Abstract

The impact of malaria on the demography of European settlers in Lagos from the mid-nineteenth century posed a serious threat to British imperialism in Nigeria. This prompted the British administration to take vigorous measures to address the unsanitary conditions within Lagos, a major causation of the disease. This paper examines the colonial programmes on the eradication of mosquitos in Lagos, the colonial capital of Nigeria. It highlights the political and economic implications of this programme, and the responses of African colonial subjects to the initiative. The government adopted divergent solutions, ranging from racial segregation to swamp reclamation. However, each of these had a downside. Segregation policies, at a time of growing nationalism among an increasingly politically conscious African educated class, would breed political unrest.
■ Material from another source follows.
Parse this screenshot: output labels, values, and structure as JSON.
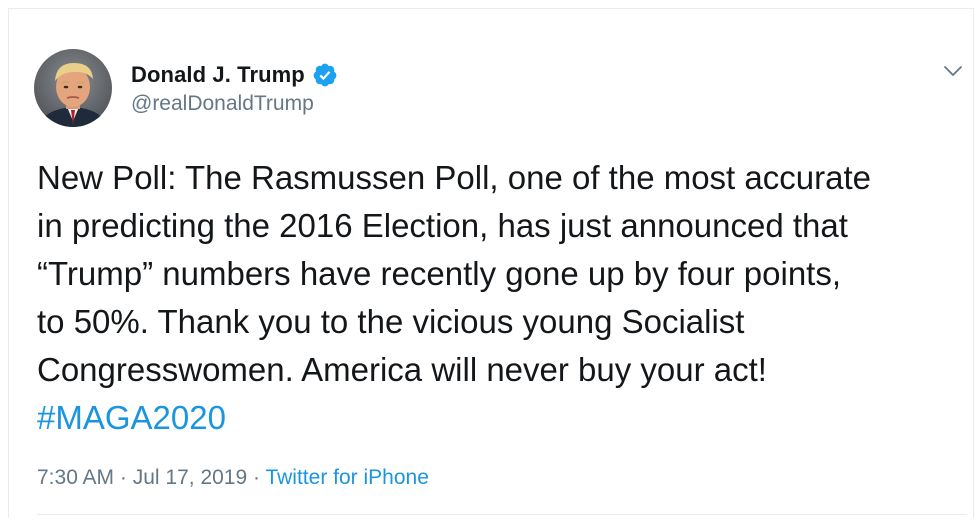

Swamp reclamation, on the other hand, would require seizing privately owned land and depriving fishermen and wood collectors who earned a living by exploiting the resources of these swamps, critical for their survival and for the colony’s coffers. When the colonial administration finally settled on swamp reclamation, it faced the problem of cost that needed to be balanced with the sacrosanct principle that colonies should be self-sustaining economies and not be a burden to the metropolis. Existing studies have overlooked the resistance or reaction of Lagosians to swamp clearance and forest ordinance. The paper relies on a combination of primary, secondary and oral sources, including a body of archival documents and some interviews.